The revelation is detailed in Microsoft: Gaming Global Taxes, Winning Government Contracts, a new report from the Centre for International Corporate Tax Accountability and Research (CICTAR).
“By shifting profits from the countries where its workers live and where it genuinely operates, Microsoft starves the public sector of much needed revenue,” the report says.
“At the same time, Microsoft makes billions as a government contractor, with contracts at all levels of government and in virtually every country.
“Microsoft should act more transparently, and contribute its fair share, before it is allowed to profit further from government contracts.”
Microsoft minimises its tax obligations via an arcane company structure through which large swathes of its profits are moved out of countries like Australia and into countries with low corporate tax rates, like Ireland.
One way the tech giant moves money around is by charging itself licensing fees and routing the payments through subsidiaries such as Microsoft Global Finance, which is incorporated in Ireland and a tax resident of Bermuda.
Microsoft Global Finance has no employees but functions as an “In-House Cash Centre” to other parts of Microsoft, “supporting the settlement of inter-group balances”.
At one point Microsoft Global Finance was owed US$4.9 billion by other parts of the business and itself owed $105 billion to other Microsoft arms.
Shuffling Australian cash around
In Australia, Microsoft Pty Ltd is primarily owned by Microsoft Ireland Research whose main revenue source – around US$33.5 billion in 2020, according to CICTAR – is royalties.
For the 2021 financial year, Australian Microsoft Pty Ltd said it earned $5 billion in revenue, of which $231 million was profit. Out of that $231 million, it paid $91 million in tax.
That same year, Microsoft Pty Ltd purchased $3.4 billion from “related parties” – that is, essentially, from Microsoft.
These related party transactions include interest payments, licensing fees, and commission payments.
Last year those transactions ate up about 70 per cent of Microsoft’s Australian revenue and, as a result, Microsoft Pty Ltd reported a profit margin of just 4.5 per cent – far below its global profit margin of 42.3 per cent.
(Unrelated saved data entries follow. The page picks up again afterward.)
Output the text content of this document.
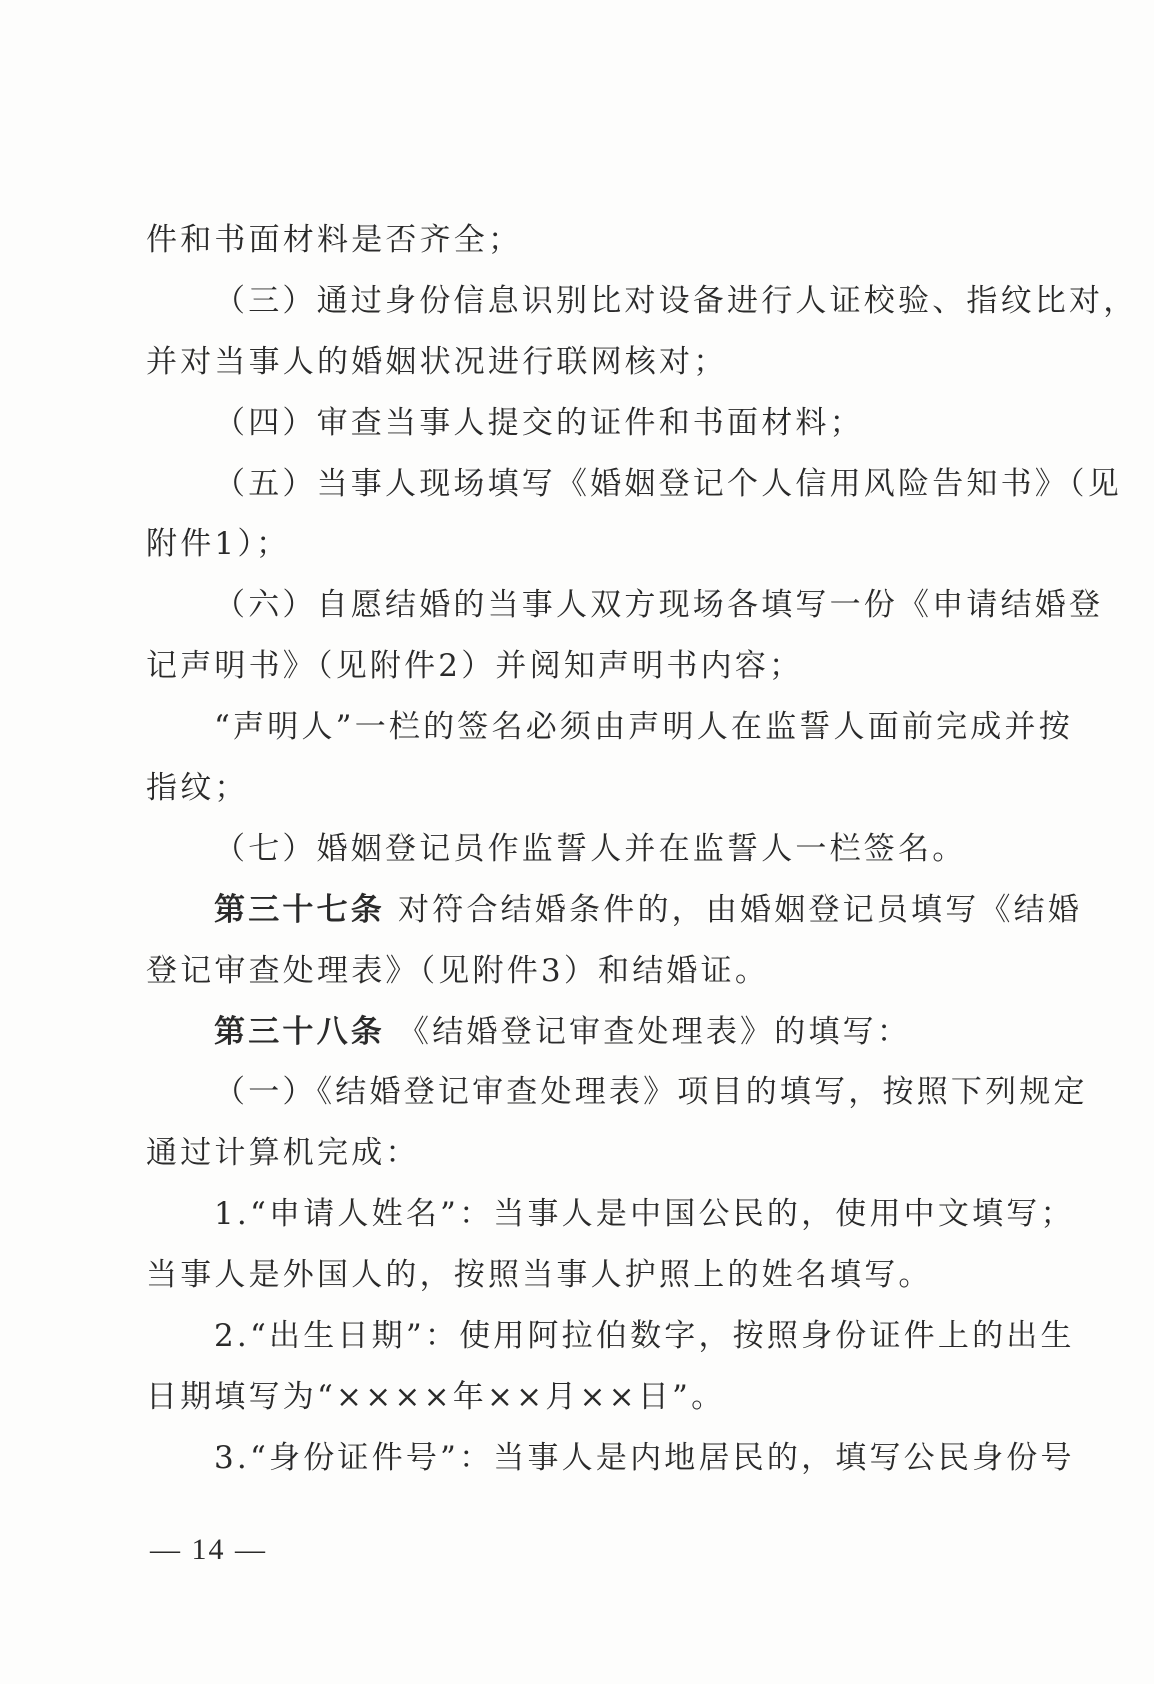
件和书面材料是否齐全；
（三）通过身份信息识别比对设备进行人证校验、指纹比对，
并对当事人的婚姻状况进行联网核对；
（四）审查当事人提交的证件和书面材料；
（五）当事人现场填写《婚姻登记个人信用风险告知书》（见
附件1）；
（六）自愿结婚的当事人双方现场各填写一份《申请结婚登
记声明书》（见附件2）并阅知声明书内容；
“声明人”一栏的签名必须由声明人在监誓人面前完成并按
指纹；
（七）婚姻登记员作监誓人并在监誓人一栏签名。
第三十七条 对符合结婚条件的，由婚姻登记员填写《结婚
登记审查处理表》（见附件3）和结婚证。
第三十八条 《结婚登记审查处理表》的填写：
（一）《结婚登记审查处理表》项目的填写，按照下列规定
通过计算机完成：
1.“申请人姓名”：当事人是中国公民的，使用中文填写；
当事人是外国人的，按照当事人护照上的姓名填写。
2.“出生日期”：使用阿拉伯数字，按照身份证件上的出生
日期填写为“××××年××月××日”。
3.“身份证件号”：当事人是内地居民的，填写公民身份号
— 14 —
Similar accounting magic happened in the UK and New Zealand where Microsoft’s local subsidiaries report far lower profit margins than they do globally – this is despite winning tens or hundreds of millions of dollars in government contracts.
“Are Microsoft’s operations in these countries only engaged in low margin operations or dramatically underperforming?” CICTAR asks.
“Or does Microsoft use its vast international network of subsidiaries to ensure its profits are booked in low-tax or no tax jurisdictions?”
A Microsoft spokesperson said the company is “fully compliant with all local laws and regulations in every country in which we operate”.
“We serve customers in countries all over the world and our tax structure reflects that global footprint,” they said.